Math::Prime::Util. Has many more functions, lots of good code for dealing with native-precision arguments (including much faster primes using sieves), and will use this module behind the scenes when needed for big numbers.
Math::Primality (version 0.07) A Perl module with support for the strong Miller-Rabin test, strong Lucas-Selfridge test, the BPSW test, next_prime / prev_prime, and prime_count. It uses Math::GMPz to do all the calculations, so is faster than pure Perl bignums, but a little slower than XS+GMP. The prime_count function is only usable for very small inputs (it is many thousands of times slower than Math::Prime::Util), but the other functions are quite reasonable. If you use large numbers, make sure to use version 0.05 or newer.
yafu, msieve, gmp-ecm, GGNFS Good general purpose factoring utilities. These will be faster than this module, and much faster as the factor increases in size.

REFERENCES

Robert Baillie and Samuel S. Wagstaff, Jr., "Lucas Pseudoprimes", Mathematics of Computation, v35 n152, October 1980, pp 1391-1417. http://mpqs.free.fr/LucasPseudoprimes.pdf
John Brillhart, D. H. Lehmer, and J. L. Selfridge, "New Primality Criteria and Factorizations of 2^m +/- 1", Mathematics of Computation, v29, n130, Apr 1975, pp 620-647. http://www.ams.org/journals/mcom/1975-29-130/S0025-5718-1975-0384673-1/S0025-5718-1975-0384673-1.pdf
Richard P. Brent, "An improved Monte Carlo factorization algorithm", BIT 20, 1980, pp. 176-184. http://www.cs.ox.ac.uk/people/richard.brent/pd/rpb051i.pdf
Peter L. Montgomery, "Speeding the Pollard and Elliptic Curve Methods of Factorization", Mathematics of Computation, v48, n177, Jan 1987, pp 243-264. http://www.ams.org/journals/mcom/1987-48-177/S0025-5718-1987-0866113-7/
Richard P. Brent, "Parallel Algorithms for Integer Factorisation", in Number Theory and Cryptography, Cambridge University Press, 1990, pp 26-37. http://www.cs.ox.ac.uk/people/richard.brent/pd/rpb115.pdf
Richard P. Brent, "Some Parallel Algorithms for Integer Factorisation", in Proc.

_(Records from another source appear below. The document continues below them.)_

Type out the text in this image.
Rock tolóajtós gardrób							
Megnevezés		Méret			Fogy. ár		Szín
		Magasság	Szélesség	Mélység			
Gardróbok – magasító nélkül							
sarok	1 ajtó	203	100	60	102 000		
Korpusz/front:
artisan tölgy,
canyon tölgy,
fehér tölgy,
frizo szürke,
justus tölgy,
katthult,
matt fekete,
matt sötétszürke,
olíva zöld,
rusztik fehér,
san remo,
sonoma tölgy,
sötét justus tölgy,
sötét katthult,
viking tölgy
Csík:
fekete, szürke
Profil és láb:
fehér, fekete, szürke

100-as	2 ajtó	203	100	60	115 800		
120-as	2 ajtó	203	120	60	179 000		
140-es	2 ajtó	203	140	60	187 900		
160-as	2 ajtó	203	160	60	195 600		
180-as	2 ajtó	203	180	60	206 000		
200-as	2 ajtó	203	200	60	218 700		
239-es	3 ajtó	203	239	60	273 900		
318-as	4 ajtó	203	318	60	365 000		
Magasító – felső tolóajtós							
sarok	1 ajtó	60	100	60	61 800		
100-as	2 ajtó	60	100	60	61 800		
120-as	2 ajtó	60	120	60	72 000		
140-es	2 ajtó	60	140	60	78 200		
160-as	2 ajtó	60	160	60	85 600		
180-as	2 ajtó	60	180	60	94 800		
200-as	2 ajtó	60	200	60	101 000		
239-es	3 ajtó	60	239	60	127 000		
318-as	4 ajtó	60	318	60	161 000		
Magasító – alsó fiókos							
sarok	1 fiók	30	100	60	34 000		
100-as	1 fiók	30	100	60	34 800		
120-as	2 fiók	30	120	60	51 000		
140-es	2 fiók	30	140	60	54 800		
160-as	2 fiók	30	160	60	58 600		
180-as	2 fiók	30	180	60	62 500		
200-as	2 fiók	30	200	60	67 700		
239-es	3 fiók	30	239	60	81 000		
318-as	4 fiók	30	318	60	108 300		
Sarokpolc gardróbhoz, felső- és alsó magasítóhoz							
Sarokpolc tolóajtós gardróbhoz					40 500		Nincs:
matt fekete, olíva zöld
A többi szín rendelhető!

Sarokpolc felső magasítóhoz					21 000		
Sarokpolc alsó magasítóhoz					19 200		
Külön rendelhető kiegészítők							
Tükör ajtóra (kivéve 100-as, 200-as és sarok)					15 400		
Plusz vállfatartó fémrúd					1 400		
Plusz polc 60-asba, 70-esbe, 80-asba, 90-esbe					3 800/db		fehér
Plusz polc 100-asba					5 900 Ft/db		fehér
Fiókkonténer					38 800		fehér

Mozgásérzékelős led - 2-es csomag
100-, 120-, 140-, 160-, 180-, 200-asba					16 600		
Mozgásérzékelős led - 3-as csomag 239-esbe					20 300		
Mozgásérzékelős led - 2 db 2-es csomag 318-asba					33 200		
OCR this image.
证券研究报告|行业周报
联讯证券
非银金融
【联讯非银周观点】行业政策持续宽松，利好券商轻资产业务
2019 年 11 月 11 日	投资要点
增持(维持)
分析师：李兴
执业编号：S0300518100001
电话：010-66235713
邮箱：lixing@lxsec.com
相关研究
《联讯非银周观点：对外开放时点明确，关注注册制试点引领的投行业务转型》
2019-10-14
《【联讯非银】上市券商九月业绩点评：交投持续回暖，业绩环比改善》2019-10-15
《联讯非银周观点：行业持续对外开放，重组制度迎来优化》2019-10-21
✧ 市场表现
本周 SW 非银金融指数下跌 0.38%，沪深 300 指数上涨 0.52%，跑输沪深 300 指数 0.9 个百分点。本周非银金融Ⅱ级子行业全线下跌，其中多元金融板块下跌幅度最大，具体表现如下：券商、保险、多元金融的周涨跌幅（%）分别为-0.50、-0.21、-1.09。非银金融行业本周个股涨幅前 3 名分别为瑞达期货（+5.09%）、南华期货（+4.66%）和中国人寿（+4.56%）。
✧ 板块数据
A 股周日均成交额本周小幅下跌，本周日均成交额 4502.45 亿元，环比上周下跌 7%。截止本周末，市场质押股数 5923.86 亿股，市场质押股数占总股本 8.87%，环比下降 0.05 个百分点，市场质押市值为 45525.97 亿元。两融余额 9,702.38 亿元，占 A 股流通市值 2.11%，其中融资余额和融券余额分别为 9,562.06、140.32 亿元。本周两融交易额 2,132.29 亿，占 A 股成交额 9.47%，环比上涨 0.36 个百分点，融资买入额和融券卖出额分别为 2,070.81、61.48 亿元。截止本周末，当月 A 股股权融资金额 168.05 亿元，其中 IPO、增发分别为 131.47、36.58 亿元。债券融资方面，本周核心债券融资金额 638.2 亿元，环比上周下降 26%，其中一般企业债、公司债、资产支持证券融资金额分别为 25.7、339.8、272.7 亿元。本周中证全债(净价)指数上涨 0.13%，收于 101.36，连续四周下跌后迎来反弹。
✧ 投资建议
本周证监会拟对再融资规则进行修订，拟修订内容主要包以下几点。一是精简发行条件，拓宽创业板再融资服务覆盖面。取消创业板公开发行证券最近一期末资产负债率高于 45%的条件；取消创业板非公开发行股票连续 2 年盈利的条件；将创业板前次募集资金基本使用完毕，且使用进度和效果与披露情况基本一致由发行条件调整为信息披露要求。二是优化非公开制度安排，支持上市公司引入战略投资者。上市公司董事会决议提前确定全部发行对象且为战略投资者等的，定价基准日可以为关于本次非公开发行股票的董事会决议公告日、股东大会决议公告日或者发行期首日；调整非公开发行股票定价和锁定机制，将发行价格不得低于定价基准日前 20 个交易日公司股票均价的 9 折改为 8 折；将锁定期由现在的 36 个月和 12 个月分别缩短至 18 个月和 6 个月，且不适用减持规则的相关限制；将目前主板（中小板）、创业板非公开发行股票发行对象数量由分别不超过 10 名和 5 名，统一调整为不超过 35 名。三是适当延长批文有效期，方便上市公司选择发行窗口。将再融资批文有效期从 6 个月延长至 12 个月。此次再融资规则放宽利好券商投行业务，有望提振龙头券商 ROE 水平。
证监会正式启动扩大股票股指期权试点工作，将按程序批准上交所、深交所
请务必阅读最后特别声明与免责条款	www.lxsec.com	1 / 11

Third Australian Supercomputer Conference, 1999. (Note: there are multiple versions of this paper) http://www.cs.ox.ac.uk/people/richard.brent/pd/rpb193.pdf
William B. Hart, "A One Line Factoring Algorithm", preprint. http://wstein.org/home/wstein/www/home/wbhart/onelinefactor.pdf
Daniel Shanks, "SQUFOF notes", unpublished notes, transcribed by Stephen McMath. http://www.usna.edu/Users/math/wdj/mcmath/shanks_squfof.pdf
Jason E. Gower and Samuel S. Wagstaff, Jr, "Square Form Factorization", Mathematics of Computation, v77, 2008, pages 551-588. http://homes.cerias.purdue.edu/~ssw/squfof.pdf

AUTHORS

Dana Jacobsen <dana@acm.org>

ACKNOWLEDGEMENTS

Obviously none of this would be possible without the mathematicians who created and published their work. Eratosthenes, Gauss, Euler, Riemann, Fermat, Lucas, Baillie, Pollard, Brent, Montgomery, Shanks, Hart, Wagstaff, Dixon, Pomerance, A.K Lenstra, H. W. Lenstra Jr., Knuth, etc.

The GNU GMP team, whose product allows me to concentrate on coding high-level algorithms and not worry about any of the details of how modular exponentiation and the like happen, and still get decent performance for my purposes.

Ben Buhrows and Jason Papadopoulos deserve special mention for their open source factoring tools, which are both readable and fast. In particular I am leveraging their SQUFOF work in the current implementation. They are a huge resource to the community.

Jonathan Leto and Bob Kuo, who wrote and distributed the Math::Primality module on CPAN. Their implementation of BPSW provided the motivation I needed to get it done in this module and Math::Prime::Util. I also used their module quite a bit for testing against.

COPYRIGHT

Copyright 2011-2012 by Dana Jacobsen <dana@acm.org>

This program is free software; you can redistribute it and/or modify it under the same terms as Perl itself.